I take a step toward the couch. There’s a lamp there with a long neck and a heavy base. If he comes at me, I can grab it. “Why are you here? What do you want from me?”
His laugh is so loud and booming that I’m sure everyone in the neighborhood must hear it. “I want what everyone wants, Ellie. I want what your white-trash self wanted when you were working for Tate Andrews. I want money.” He shrugs. “My son’s tied my hands, and now I have no choice but to get what I need from you.”
His eyes skim down my body, and my stomach lurches. “Don’t come near me.”
“I don’t want sex.”
“You want money?” In a different situation, that might make me laugh. Nelson has more money than I’ve ever had in my life. “I don’t have any. Like you said, white trash, remember?”
“You have resources.” He steadies his gaze on my hands. “You have skills.”

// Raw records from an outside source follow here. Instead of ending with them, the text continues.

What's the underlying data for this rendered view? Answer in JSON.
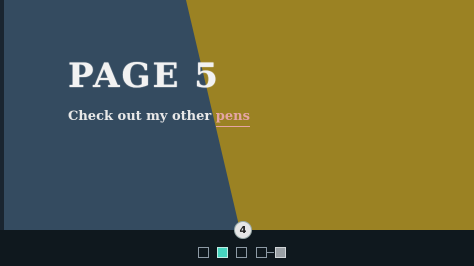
{
  "slide": {
    "title": "PAGE 5",
    "subtitle_prefix": "Check out my other ",
    "subtitle_link": "pens"
  },
  "pager": {
    "current_label": "4",
    "dots": [
      {
        "name": "pager-dot-1",
        "state": "empty"
      },
      {
        "name": "pager-dot-2",
        "state": "active"
      },
      {
        "name": "pager-dot-3",
        "state": "empty"
      },
      {
        "name": "pager-dot-4",
        "state": "empty"
      },
      {
        "name": "pager-dot-5",
        "state": "filled"
      }
    ]
  },
  "colors": {
    "left_panel": "#344b60",
    "right_panel": "#9b8223",
    "footer": "#0f181e",
    "link": "#e5a5a5",
    "active_dot": "#46d4bf"
  }
}
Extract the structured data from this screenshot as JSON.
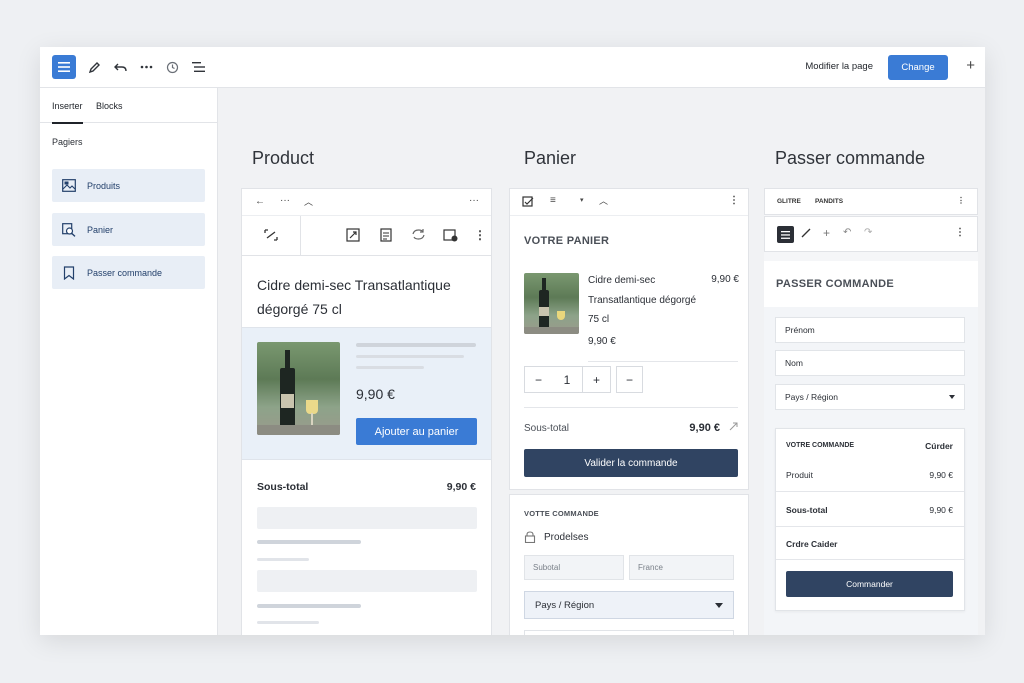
{
  "toolbar": {
    "icons": [
      "menu-icon",
      "pencil-icon",
      "undo-icon",
      "more-icon",
      "history-icon",
      "list-view-icon"
    ],
    "modify_label": "Modifier la page",
    "change_label": "Change",
    "add_label": "+"
  },
  "sidebar": {
    "tabs": [
      {
        "label": "Inserter",
        "active": true
      },
      {
        "label": "Blocks",
        "active": false
      }
    ],
    "section_label": "Pagiers",
    "items": [
      {
        "label": "Produits",
        "icon": "image-icon"
      },
      {
        "label": "Panier",
        "icon": "search-cart-icon"
      },
      {
        "label": "Passer commande",
        "icon": "bookmark-icon"
      }
    ]
  },
  "product": {
    "column_title": "Product",
    "name": "Cidre demi-sec Transatlantique dégorgé 75 cl",
    "price": "9,90 €",
    "add_to_cart": "Ajouter au panier",
    "subtotal_label": "Sous-total",
    "subtotal_value": "9,90 €"
  },
  "cart": {
    "column_title": "Panier",
    "heading": "VOTRE PANIER",
    "item_name": "Cidre demi-sec Transatlantique dégorgé 75 cl",
    "item_price_right": "9,90 €",
    "item_price": "9,90 €",
    "qty_minus": "−",
    "qty_value": "1",
    "qty_plus": "+",
    "remove": "−",
    "subtotal_label": "Sous-total",
    "subtotal_value": "9,90 €",
    "validate_button": "Valider la commande",
    "order_heading": "VOTTE COMMANDE",
    "products_label": "Prodelses",
    "subtotal_placeholder": "Subotal",
    "country_placeholder": "France",
    "region_select": "Pays / Région"
  },
  "checkout": {
    "column_title": "Passer commande",
    "tabs": [
      "GLITRE",
      "PANDITS"
    ],
    "heading": "PASSER COMMANDE",
    "first_name": "Prénom",
    "last_name": "Nom",
    "region_select": "Pays / Région",
    "summary_title": "VOTRE COMMANDE",
    "summary_action": "Cúrder",
    "product_label": "Produit",
    "product_value": "9,90 €",
    "subtotal_label": "Sous-total",
    "subtotal_value": "9,90 €",
    "order_label": "Crdre Caider",
    "order_button": "Commander"
  },
  "colors": {
    "accent": "#3a7bd5",
    "dark_button": "#304462",
    "sidebar_item_bg": "#e8eef6"
  }
}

I shiver hard and feel myself tremble. “I don’t do that anymore.”
“You don’t have to do anything. I want what you’ve already done. I want the Bauer paintings or the money I could make by selling them.”
“I don’t know what you’re talking about. They were stolen.”

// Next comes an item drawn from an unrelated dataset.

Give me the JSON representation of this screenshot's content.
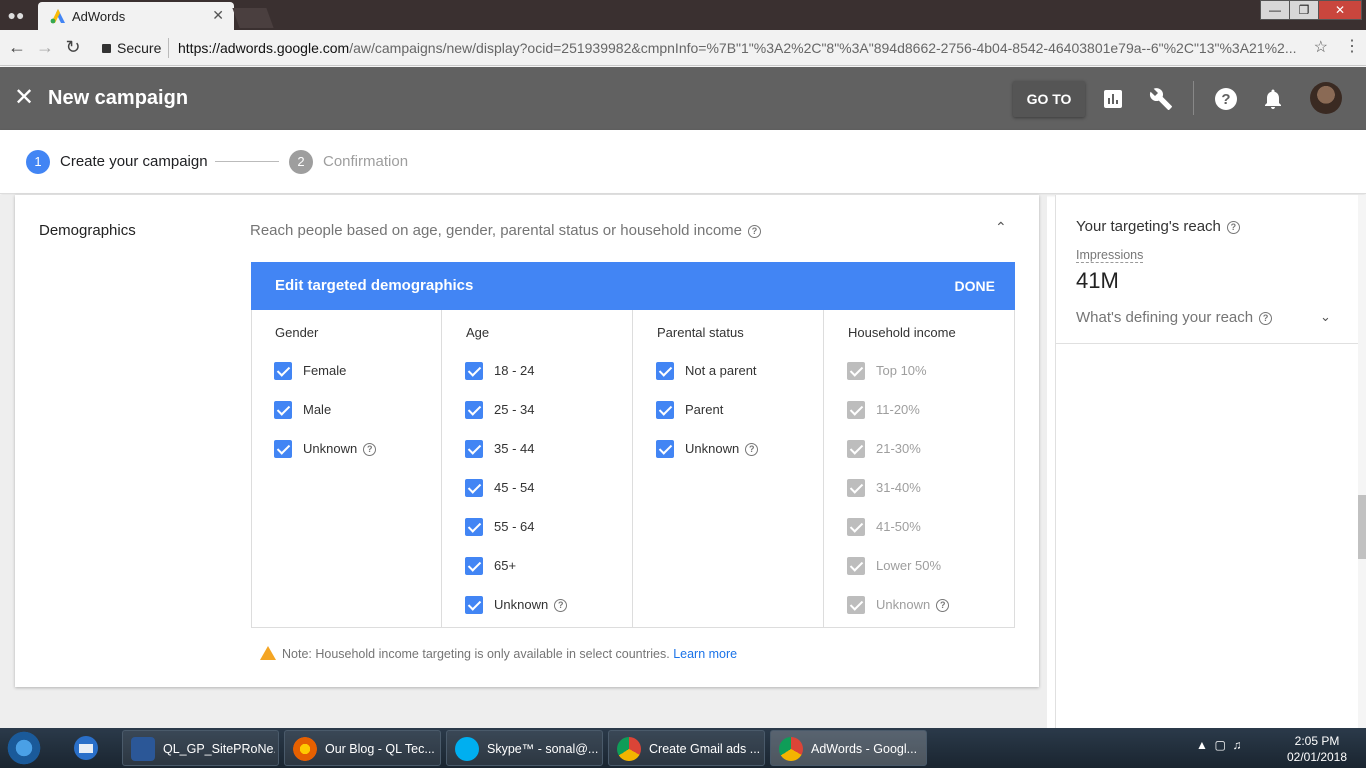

He arches a brow. “Don’t you? Honestly, Ellie, it doesn’t seem like much to ask in exchange for Colton’s future.”
“How much?”
“The paintings? All of them.”
“How much cash?”
“One million in cash, and I’ll leave you and my son to raise my bastard grandchild without my interference. Otherwise, you might find your baby daddy being taken away for murdering his father.”
Levi
Ellie is the last person I expect to see at my house, but when I walk in the door from the gym, there she is, sitting on my porch, wringing her hands as she waits for me.

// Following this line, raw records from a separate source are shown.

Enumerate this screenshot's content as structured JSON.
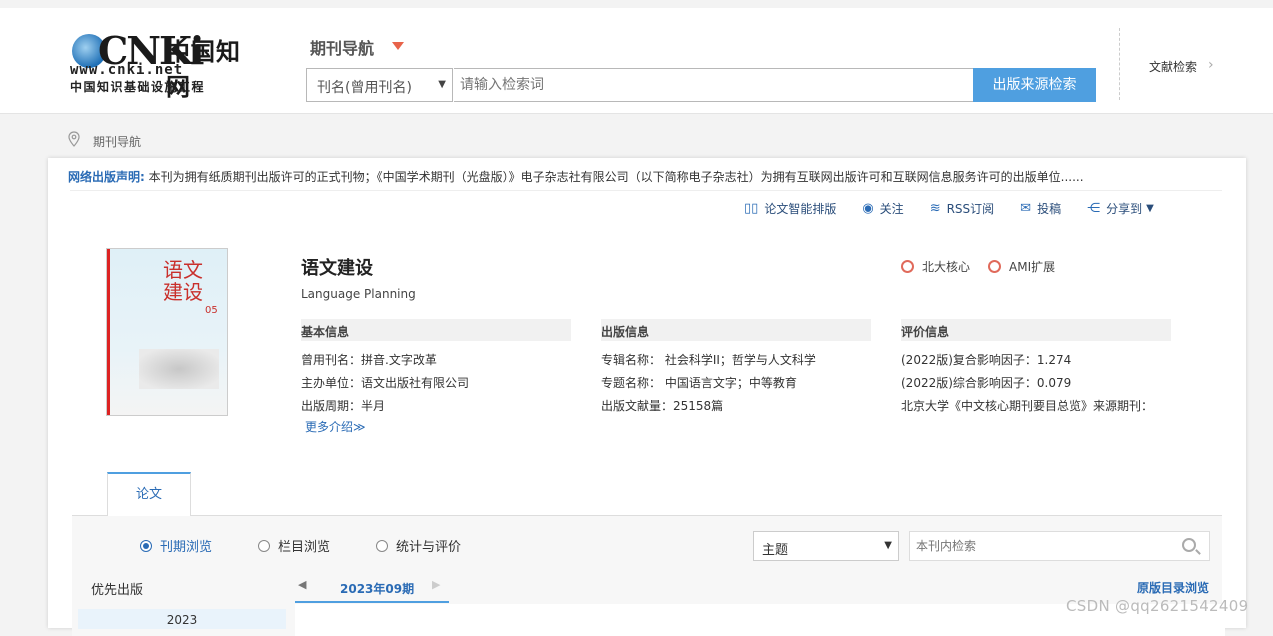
{
  "header": {
    "logo_word": "CNKi",
    "logo_cn": "中国知网",
    "logo_url": "www.cnki.net",
    "logo_sub": "中国知识基础设施工程",
    "nav_title": "期刊导航",
    "search_type": "刊名(曾用刊名)",
    "search_placeholder": "请输入检索词",
    "search_button": "出版来源检索",
    "literature_search": "文献检索",
    "accent": "#4f9fe0"
  },
  "breadcrumb": {
    "label": "期刊导航"
  },
  "notice": {
    "label": "网络出版声明:",
    "text": "本刊为拥有纸质期刊出版许可的正式刊物；《中国学术期刊（光盘版）》电子杂志社有限公司（以下简称电子杂志社）为拥有互联网出版许可和互联网信息服务许可的出版单位......"
  },
  "toolbar": {
    "layout": "论文智能排版",
    "follow": "关注",
    "rss": "RSS订阅",
    "submit": "投稿",
    "share": "分享到"
  },
  "journal": {
    "cover_title": "语文建设",
    "cover_issue": "05",
    "title": "语文建设",
    "english": "Language Planning",
    "badges": [
      "北大核心",
      "AMI扩展"
    ],
    "basic_head": "基本信息",
    "basic": [
      "曾用刊名：拼音.文字改革",
      "主办单位：语文出版社有限公司",
      "出版周期：半月"
    ],
    "pub_head": "出版信息",
    "pub": [
      "专辑名称：  社会科学II；哲学与人文科学",
      "专题名称：  中国语言文字；中等教育",
      "出版文献量：25158篇"
    ],
    "eval_head": "评价信息",
    "eval": [
      "(2022版)复合影响因子：1.274",
      "(2022版)综合影响因子：0.079",
      "北京大学《中文核心期刊要目总览》来源期刊："
    ],
    "more": "更多介绍≫"
  },
  "tabs": {
    "papers": "论文"
  },
  "browse": {
    "options": [
      "刊期浏览",
      "栏目浏览",
      "统计与评价"
    ],
    "theme": "主题",
    "inner_search": "本刊内检索",
    "priority": "优先出版",
    "year": "2023",
    "issue": "2023年09期",
    "original": "原版目录浏览"
  },
  "watermark": "CSDN @qq2621542409"
}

“Ellie? Is everything okay?”
“I need help.”
I step toward her. “What happened?”
She doesn’t meet my eyes. “Colton’s in trouble.”
I freeze at the sound of his name. “I see. You wouldn’t be here to see me if it weren’t about him. I’m only allowed in your life when you need something from me.”
“I know this isn’t fair.”
Not fair? I’ve felt like someone was slowly sawing me in half since the moment I saw that ring on her finger, and now she’s here because she wants my help. Fair is nowhere in sight. “Colton is always in trouble, Ellie. Don’t you see that yet?” I shrug. “And I’m out. He’s a big boy who makes his own choices.”
She jumps off the porch chair and rushes over to me, grabbing my hand and squeezing it. “This is different. He’s going to clean up. We just need to help him one more time. You know how dangerous his father is. I can’t do this on my own.”
I yank my hand from her grasp. “Fuck that. If you want to spend your life with a man who’s going to constantly need bailing out, that’s on you. But when you’re struggling to pick yourself up again next time or the time after that, just remember that you had a choice and you chose him.”
She steps back and lifts her chin. When she looks into my eyes, the dull blade in my chest twists. “Forget I said anything,” she whispers. “I shouldn’t have come.”
Then she walks to her car, and it takes everything in me not to chase after her.